Warning: this post may contain spoilers for Dune and Dune Messiah.
I have been reading the Dune novels by Frank Herbert, and I recently finished the second installation of the series. It is a worthy sequel to Dune, and I can't wait to see the film adaptation when it is released next year.
One thing I appreciate is how language is used by individuals in the book. Although there appears to be a common language, there are also languages optimised for particular tasks. There are hunting languages, battle languages and a language designed for diplomacy and conveying emotion. The closest real-world examples of this I can know are the vernaculars of air-traffic controllers and lawyers. While these can both be recognised as English, they sit on the far edge of the distribution of average conversation.

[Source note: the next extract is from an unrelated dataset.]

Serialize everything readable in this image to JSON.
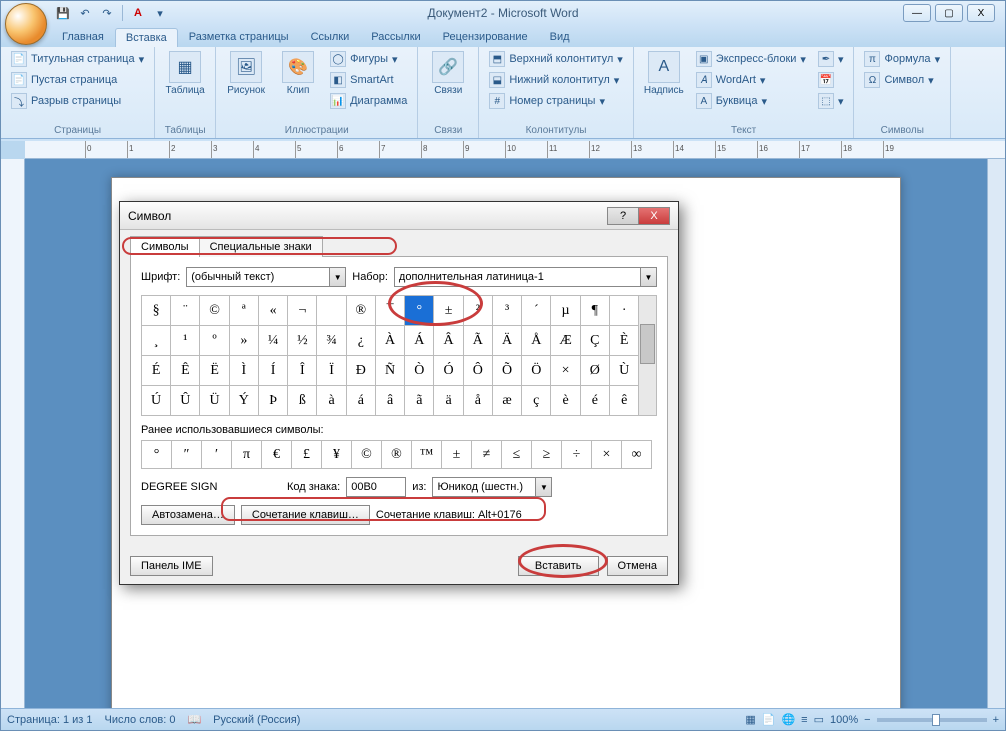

Whether conciously or not, Frank Herbert is pointing to something about languages here. Although natural languages like English are "general" (they can express ideas of arbitrary complexity given sufficient words), they are organically optimised to the paroachial situations in which they are used. Syllables are mapped to meanings with preferential treatment to the most common concepts. In computing these are Hamming codes, and I think the same process is carried out in nature.
I often find that my native language does not always map well to the ideas I try to convey. This makes me wonder whether we could contruct languages for specific purposes (like Lojban for logic). Language diversity appears to be decreasing over time rather than increasing; perhaps this is something we should actively address.